Alistair McIntosh's
unexpected collaboration with Paul Henry took McIntosh's identity as
a veteran political campaigner and Christian activist, and cast it
into a multi-media performance that rolled from lecture through
story-telling to a butoh inspired choreography. McIntosh himself –
elderly, bearded, with the occasional presence of an Old Testament
patriarch – provided the text and the recitation, with Henry's
throbbing drones and chimes complementing his meditations on ecology,
advertising and spiritual renewal.
Somewhere between
nature mysticism and a politically aware church, McIntosh reaches
back to Celtic traditions, where the boundaries between paganism and
Christianity are worn and insecure. Brigdit, a saint who was once a
Celtic goddess, embodied a feminine divine, a spirit who enters the
physical world to bring salvation. Beginning with a formal lecture on
the state of affairs in the urban world, via a meditation on the cult
if death within advertising, McIntosh settles on telling an
autobiographical episode, of his own pilgrimage across Harris, before
entering an ecstatic state of revelation.
Unmentioned yet
present, the history of Scottish Christianity is a heavy burden. The
beautiful psalms of the Free Church, re-imagined by Henry, march
alongside a legacy of patriarchal dominance.
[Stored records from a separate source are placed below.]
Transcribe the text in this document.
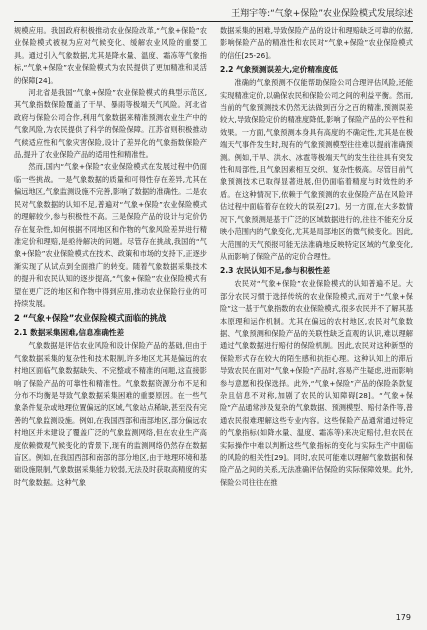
王翔宇等:“气象+保险”农业保险模式发展综述

规模应用。我国政府积极推动农业保险改革,“气象+保险”农业保险模式被视为应对气候变化、缓解农业风险的重要工具。通过引入气象数据,尤其是降水量、温度、霜冻等气象指标,“气象+保险”农业保险模式为农民提供了更加精准和灵活的保障[24]。

河北省是我国“气象+保险”农业保险模式的典型示范区,其气象指数保险覆盖了干旱、暴雨等极端天气风险。河北省政府与保险公司合作,利用气象数据来精准预测农业生产中的气象风险,为农民提供了科学的保险保障。江苏省则积极推动气候适应性和气象灾害保险,设计了差异化的气象指数保险产品,提升了农业保险产品的适用性和精准性。

然而,国内“气象+保险”农业保险模式在发展过程中仍面临一些挑战。一是气象数据的质量和可得性存在差异,尤其在偏远地区,气象监测设施不完善,影响了数据的准确性。二是农民对气象数据的认知不足,普遍对“气象+保险”农业保险模式的理解较少,参与积极性不高。三是保险产品的设计与定价仍存在复杂性,如何根据不同地区和作物的气象风险差异进行精准定价和理赔,是亟待解决的问题。尽管存在挑战,我国的“气象+保险”农业保险模式在技术、政策和市场的支持下,正逐步渐实现了从试点到全面推广的转变。随着气象数据采集技术的提升和农民认知的逐步提高,“气象+保险”农业保险模式有望在更广泛的地区和作物中得到应用,推动农业保险行业的可持续发展。

2 “气象+保险”农业保险模式面临的挑战
2.1 数据采集困难,信息准确性差

气象数据是评估农业风险和设计保险产品的基础,但由于气象数据采集的复杂性和技术限制,许多地区尤其是偏远的农村地区面临气象数据缺失、不完整或不精准的问题,这直接影响了保险产品的可靠性和精准性。气象数据资源分布不足和分布不均衡是导致气象数据采集困难的重要原因。在一些气象条件复杂或地理位置偏远的区域,气象站点稀缺,甚至没有完善的气象监测设施。例如,在我国西部和南部地区,部分偏远农村地区并未建设了覆盖广泛的气象监测网络,但在农业生产高度依赖微观气候变化的背景下,现有的监测网络仍然存在数据盲区。例如,在我国西部和南部的部分地区,由于地理环境和基础设施限制,气象数据采集能力较弱,无法及时获取高精度的实时气象数据。这种气象

数据采集的困难,导致保险产品的设计和理赔缺乏可靠的依据,影响保险产品的精准性和农民对“气象+保险”农业保险模式的信任[25-26]。

2.2 气象预测误差大,定价精准度低

准确的气象预测不仅能帮助保险公司合理评估风险,还能实现精准定价,以确保农民和保险公司之间的利益平衡。然而,当前的气象预测技术仍然无法做到百分之百的精准,预测误差较大,导致保险定价的精准度降低,影响了保险产品的公平性和效果。一方面,气象预测本身具有高度的不确定性,尤其是在极端天气事件发生时,现有的气象预测模型往往难以提前准确预测。例如,干旱、洪水、冰雹等极端天气的发生往往具有突发性和局部性,且气象因素相互交织、复杂性极高。尽管目前气象预测技术已取得显著进展,但仍面临着精度与时效性的矛盾。在这种情况下,依赖于气象预测的农业保险产品在风险评估过程中面临着存在较大的误差[27]。另一方面,在大多数情况下,气象预测是基于广泛的区域数据进行的,往往不能充分反映小范围内的气象变化,尤其是局部地区的微气候变化。因此,大范围的天气预报可能无法准确地反映特定区域的气象变化,从而影响了保险产品的定价合理性。

2.3 农民认知不足,参与积极性差

农民对“气象+保险”农业保险模式的认知普遍不足。大部分农民习惯于选择传统的农业保险模式,而对于“气象+保险”这一基于气象指数的农业保险模式,很多农民并不了解其基本原理和运作机制。尤其在偏远的农村地区,农民对气象数据、气象预测和保险产品的关联性缺乏直观的认识,难以理解通过气象数据进行赔付的保险机制。因此,农民对这种新型的保险形式存在较大的陌生感和抗拒心理。这种认知上的滞后导致农民在面对“气象+保险”产品时,容易产生疑虑,进而影响参与意愿和投保选择。此外,“气象+保险”产品的保险条款复杂且信息不对称,加剧了农民的认知障碍[28]。“气象+保险”产品通常涉及复杂的气象数据、预测模型、赔付条件等,普通农民很难理解这些专业内容。这些保险产品通常通过特定的气象指标(如降水量、温度、霜冻等)来决定赔付,但农民在实际操作中难以判断这些气象指标的变化与实际生产中面临的风险的相关性[29]。同时,农民可能难以理解气象数据和保险产品之间的关系,无法准确评估保险的实际保障效果。此外,保险公司往往在推

179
This dominance is
reflected in the final movement, as the celestial female presence is
reduced to the prophet's handmaiden. And in the words, the words
themselves, that have always been the tool of the church, that are a
remove from the twisting bodies of the two dancers, that scatter
ideas towards the audience, in the words are the disconnection from
the embodied, from the spiritual as directly experienced, the
mediating force of language...
The surreal images
of cigarette advertising, says McIntosh, hide a preoccupation with
death: a subconscious desire for death, tucked away in fanciful
images of pyramids and carrion-carrying ants. Is McIntosh finding
Freud's controversial hypothesis that the mind has a compulsion to
both life and death? Is advertising, the controlling mechanism of
consumerism, the hidden ruler of this world, embracing death so as to
cast humanity into the arms of destruction? The desire to consume too
much... the violence in the Middle East... the unknown heat of our
Globally Warming July... massacres on the tip of Africa... a slash
along the seam of a silk sheet... an evocation of a popular film...
McIntosh offers an alternative, his retreat back to the islands of
his youth, the slow trek across the landscape and only the ruins of
past homes on his lonely, unmade, track.
Yet his archetype
is the preacher, and can the preacher be redeemed? Has the history of
the church, now entwined with western moralities, now entrenched in
an establishment of capital, prevented it from attaining the ecstasy
of an ecological consciousness?
The touches of
butoh are ornaments on the solid cathedral of ideas. The treated
sounds are echoes of lustily sung hymns. Can an authentic sense of
soul, all the ontologies of theology (that is to say, the idea of a
personal God, the community of believers and the status of the Word)
be transformed into a foundation, a corner-stone of a new
consciousness that recognises ecology, environmental politics, as the
alternative to capitalism?
They present a
moment of ecstasy, a communion with God, and The Tibetan Book of the
Dead is read, warning against fear. Something... the greediness...
Boris Johnston's avowal of envy's worth, the inversion of all values
and all matter reduced to commodity... do not be afraid. This breaks,
this breaks, McIntosh performs the moment he once had, alone and in
the hills... a theatrical shamanism. It is a memory of that moment.
It is not the moment in itself. It is faked and recreated. The angel
reads from a photocopied sheet of paper.